In the last decade, RNA and peptide conjugates have been designed and optimized for versatile therapeutic applications, such as siRNA delivery, screening of peptide libraries in mRNA display methods, etc. Single-stranded RNAs usually require chemical modification by the addition of various nucleoside derivatives to prevent degradation by serum and cellular nucleases. For double-stranded RNAs, they are also modified using a large number of nucleoside analogues in order to keep them sufficiently stable in cell culture. Therefore, synthetic coupling techniques of the respective oligonucleotide and peptide fragments is very important for developing practical applications. Currently, many chemical reactions have been applied for the coupling of nucleotides and peptides, such as amidation, disulfide bond formation, the modification of the thiol groups by haloacetyl or the maleimide groups. In addition, native chemical ligation as well as click reactions methods are available.
Fig 1. Schematic illustration of the crosslinking reaction between RNA and the peptide subunit. (Nakano, S.; et al. 2020)
Our Services
BOC Sciences provides RNA-peptide conjugates in high quality and yield using a variety of strategies depending on different projects. In NHs ester-maleimide-mediated conjugation, we incorporate peptide and N-terminal Cys to react with a maleimide-activated oligo. If the peptide has an internal Cys, we synthesize oxime from a hydroxyl-amine modified peptide reating with an aldehyde modified oligo.

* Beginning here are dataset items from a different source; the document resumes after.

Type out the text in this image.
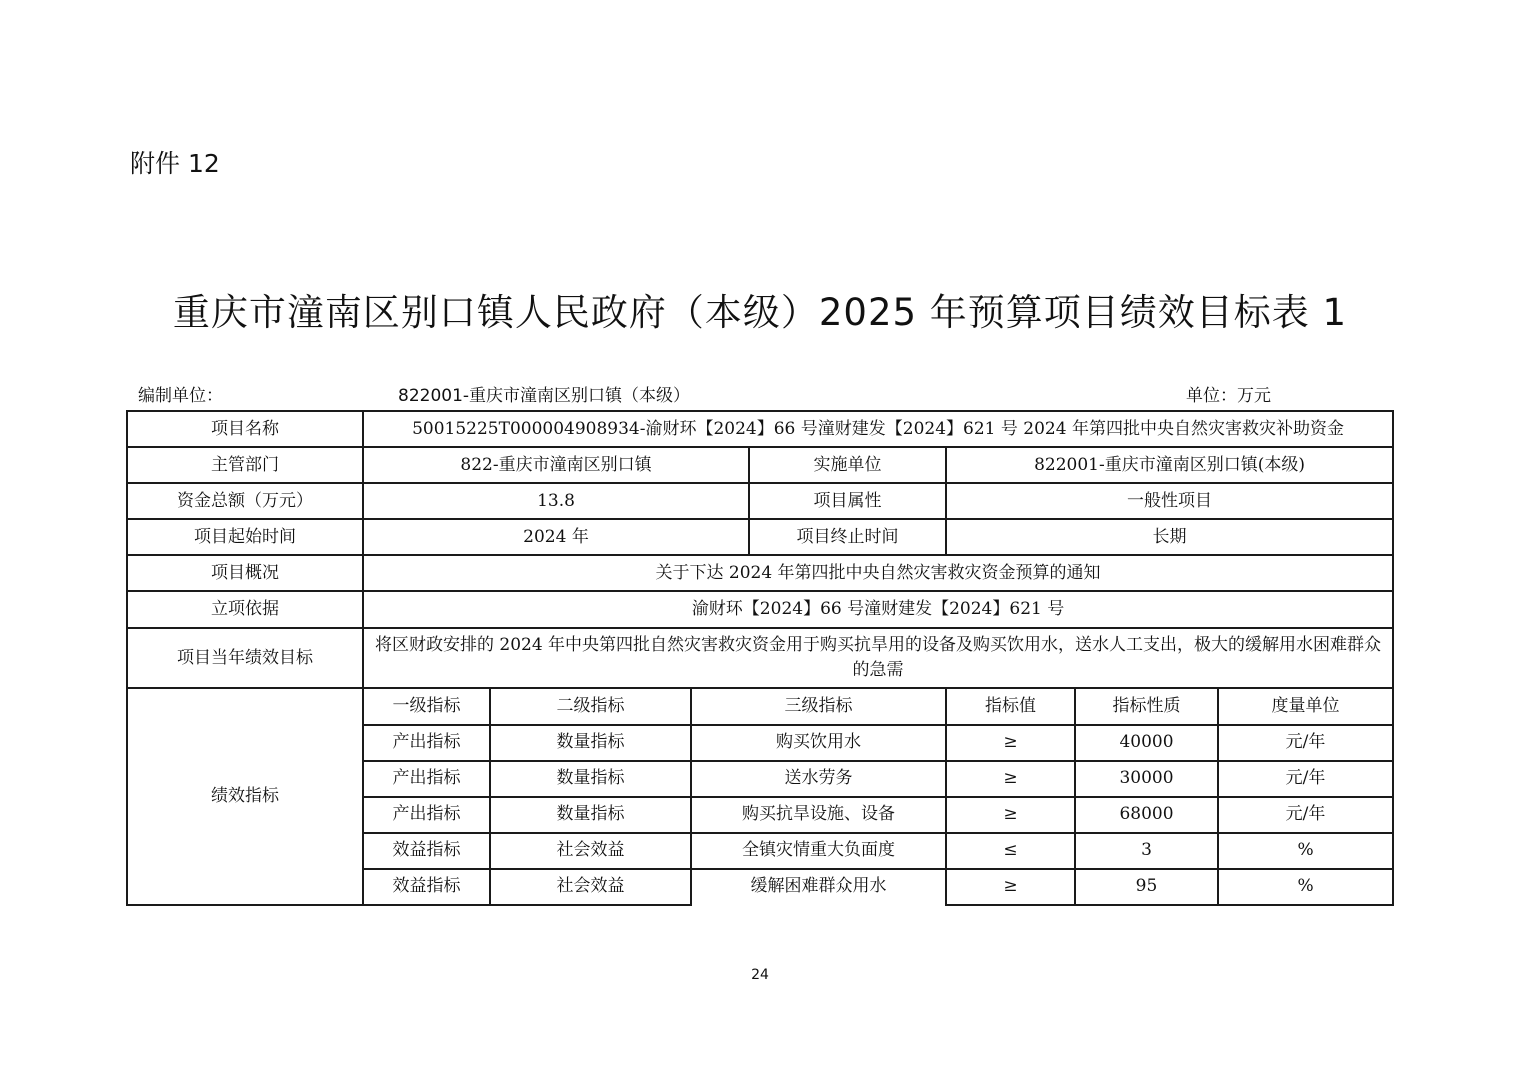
附件 12
重庆市潼南区别口镇人民政府（本级）2025 年预算项目绩效目标表 1
编制单位：	822001-重庆市潼南区别口镇（本级）	单位：万元
项目名称	50015225T000004908934-渝财环【2024】66 号潼财建发【2024】621 号 2024 年第四批中央自然灾害救灾补助资金						
主管部门	822-重庆市潼南区别口镇			实施单位	822001-重庆市潼南区别口镇(本级)		
资金总额（万元）	13.8			项目属性	一般性项目		
项目起始时间	2024 年			项目终止时间	长期		
项目概况	关于下达 2024 年第四批中央自然灾害救灾资金预算的通知						
立项依据	渝财环【2024】66 号潼财建发【2024】621 号						
项目当年绩效目标	将区财政安排的 2024 年中央第四批自然灾害救灾资金用于购买抗旱用的设备及购买饮用水，送水人工支出，极大的缓解用水困难群众的急需						
绩效指标	一级指标	二级指标	三级指标		指标值	指标性质	度量单位
	产出指标	数量指标	购买饮用水		≥	40000	元/年
	产出指标	数量指标	送水劳务		≥	30000	元/年
	产出指标	数量指标	购买抗旱设施、设备		≥	68000	元/年
	效益指标	社会效益	全镇灾情重大负面度		≤	3	%
	效益指标	社会效益	缓解困难群众用水		≥	95	%
24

RNA-peptide Conjugation Techniques
With expertise in bioconjugation chemistry, our experts are able to employ a variety of RNA-peptide coupling techniques, including:
- Post-synthetic conjugation/Post-assembly conjugation/Fragment coupling strategy
- Total stepwise synthesis/On-line solid-phase synthesis
- Local and template-directed ligation
Custom Peptide-siRNA Synthesis and Conjugation Services
siRNA interference has been widely used in gene silencing, and intracellular delivery of siRNA oligomers has been the focus of research for a long time. Chemical conjugation of siRNA to cationic peptide cell-penetrating peptide provides an promising approach to enhance antisense and siRNA delivery to cells and tissues. At BOC Sciences, preactivated small molecules with functional groups residing in peptides are used to covalently link the 5', internal or 3'-terminus of an siRNA oligos to N-, internal or C-terminus of a peptide.

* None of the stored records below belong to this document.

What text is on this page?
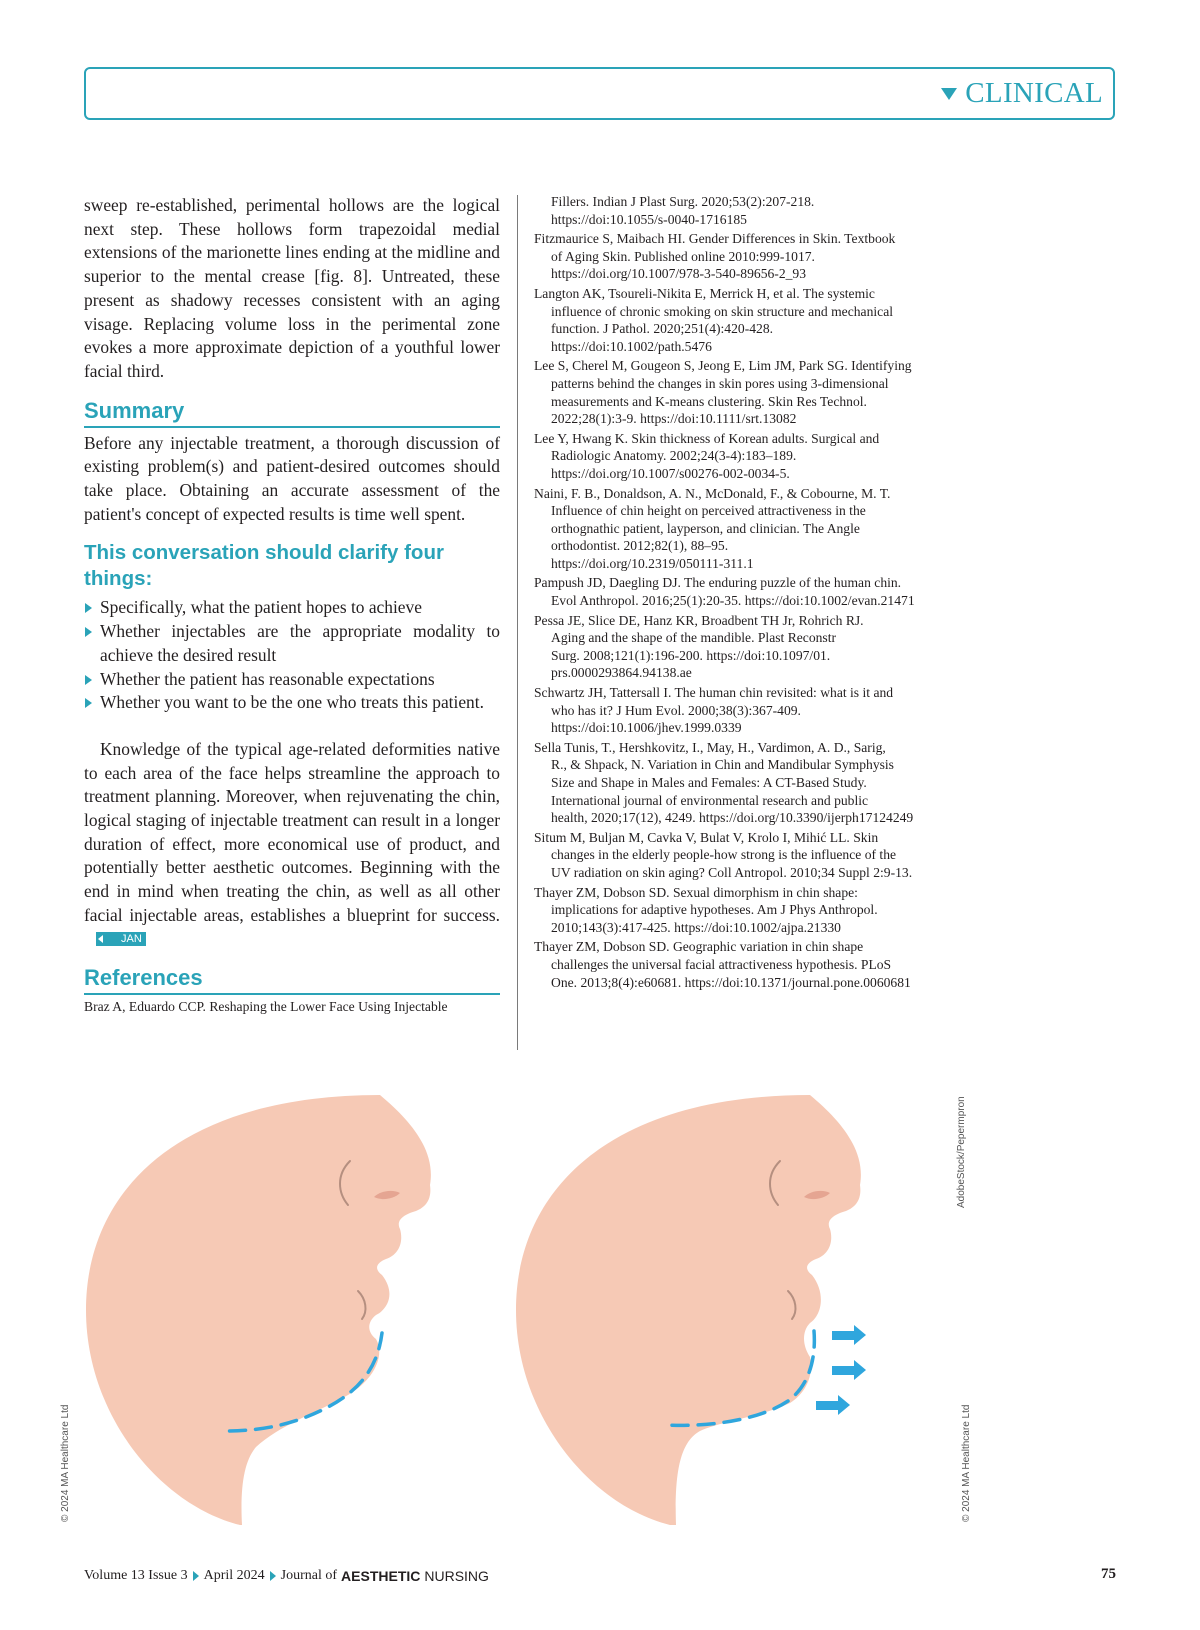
CLINICAL

sweep re-established, perimental hollows are the logical next step. These hollows form trapezoidal medial extensions of the marionette lines ending at the midline and superior to the mental crease [fig. 8]. Untreated, these present as shadowy recesses consistent with an aging visage. Replacing volume loss in the perimental zone evokes a more approximate depiction of a youthful lower facial third.

Summary

Before any injectable treatment, a thorough discussion of existing problem(s) and patient-desired outcomes should take place. Obtaining an accurate assessment of the patient's concept of expected results is time well spent.

This conversation should clarify four things:
Specifically, what the patient hopes to achieve
Whether injectables are the appropriate modality to achieve the desired result
Whether the patient has reasonable expectations
Whether you want to be the one who treats this patient.

Knowledge of the typical age-related deformities native to each area of the face helps streamline the approach to treatment planning. Moreover, when rejuvenating the chin, logical staging of injectable treatment can result in a longer duration of effect, more economical use of product, and potentially better aesthetic outcomes. Beginning with the end in mind when treating the chin, as well as all other facial injectable areas, establishes a blueprint for success.
JAN

References

Braz A, Eduardo CCP. Reshaping the Lower Face Using Injectable

Fillers. Indian J Plast Surg. 2020;53(2):207-218.
https://doi:10.1055/s-0040-1716185

Fitzmaurice S, Maibach HI. Gender Differences in Skin. Textbook
of Aging Skin. Published online 2010:999-1017.
https://doi.org/10.1007/978-3-540-89656-2_93

Langton AK, Tsoureli-Nikita E, Merrick H, et al. The systemic
influence of chronic smoking on skin structure and mechanical
function. J Pathol. 2020;251(4):420-428.
https://doi:10.1002/path.5476

Lee S, Cherel M, Gougeon S, Jeong E, Lim JM, Park SG. Identifying
patterns behind the changes in skin pores using 3-dimensional
measurements and K-means clustering. Skin Res Technol.
2022;28(1):3-9. https://doi:10.1111/srt.13082

Lee Y, Hwang K. Skin thickness of Korean adults. Surgical and
Radiologic Anatomy. 2002;24(3-4):183–189.
https://doi.org/10.1007/s00276-002-0034-5.

Naini, F. B., Donaldson, A. N., McDonald, F., & Cobourne, M. T.
Influence of chin height on perceived attractiveness in the
orthognathic patient, layperson, and clinician. The Angle
orthodontist. 2012;82(1), 88–95.
https://doi.org/10.2319/050111-311.1

Pampush JD, Daegling DJ. The enduring puzzle of the human chin.
Evol Anthropol. 2016;25(1):20-35. https://doi:10.1002/evan.21471

Pessa JE, Slice DE, Hanz KR, Broadbent TH Jr, Rohrich RJ.
Aging and the shape of the mandible. Plast Reconstr
Surg. 2008;121(1):196-200. https://doi:10.1097/01.
prs.0000293864.94138.ae

Schwartz JH, Tattersall I. The human chin revisited: what is it and
who has it? J Hum Evol. 2000;38(3):367-409.
https://doi:10.1006/jhev.1999.0339

Sella Tunis, T., Hershkovitz, I., May, H., Vardimon, A. D., Sarig,
R., & Shpack, N. Variation in Chin and Mandibular Symphysis
Size and Shape in Males and Females: A CT-Based Study.
International journal of environmental research and public
health, 2020;17(12), 4249. https://doi.org/10.3390/ijerph17124249

Situm M, Buljan M, Cavka V, Bulat V, Krolo I, Mihić LL. Skin
changes in the elderly people-how strong is the influence of the
UV radiation on skin aging? Coll Antropol. 2010;34 Suppl 2:9-13.

Thayer ZM, Dobson SD. Sexual dimorphism in chin shape:
implications for adaptive hypotheses. Am J Phys Anthropol.
2010;143(3):417-425. https://doi:10.1002/ajpa.21330

Thayer ZM, Dobson SD. Geographic variation in chin shape
challenges the universal facial attractiveness hypothesis. PLoS
One. 2013;8(4):e60681. https://doi:10.1371/journal.pone.0060681

AdobeStock/Pepermpron
© 2024 MA Healthcare Ltd	© 2024 MA Healthcare Ltd
Volume 13 Issue 3 April 2024 Journal of AESTHETIC NURSING	75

BOC Sciences provides reliable synthesis and conjugation services of siRNA to peptides, including:
- Synthesis and modification of siRNA and peptide conjugation
- Each biopolymer is carefully monitored for sequence integrity and analyzed by PAGE or mass spectrometry
- The final product quantities are carefully validated by UV-Vis
Fig 2. RNA–peptide conjugate synthesis process. (Ameta, S.; et al. 2014)
Our Workflow
- Peptide-siRNA conjugates undergo gel filtration or centrifugal concentrator to remove excess cross-linking reagents and oligonucleotides
- The cross-linked products are then separated and characterized by using size-exclusion chromatography (SEC) or reverse phase HPLC
- Once the product is purified, we provide a series of support services for your different types of studies including spectroscopy (MALDI-TOF, ESI, LC-MS fluorescence) and electrophoresis
Strict Process Control
At BOC Sciences, we provide strict synthesis and analysis process control services. Each peptide-RNA hybrid is carefully monitored during each production cycle to ensure our customers' complete satisfaction.
Quality Assurance
- At BOC Sciences, Both MS and HPLC analysis are performed after the completion of RNA and peptide synthesis and cross-linking of RNA to peptides.
- Prior to delivery, final products are identified by mass spectrometry and purity is analyzed by high-throughput capillary gel electrophoresis.
References
- Nakano, S.; et al. RNA-Peptide Conjugation through an Efficient Covalent Bond Formation. Applied Science. 2020. 10(24). 8920.
- Ameta, S.; et al. RNA-peptide conjugate synthesis by inverse-electron demand Diels-Alder reaction. Organic & Biomolecular Chemistry. 2014. 12, 26: 4701-4707.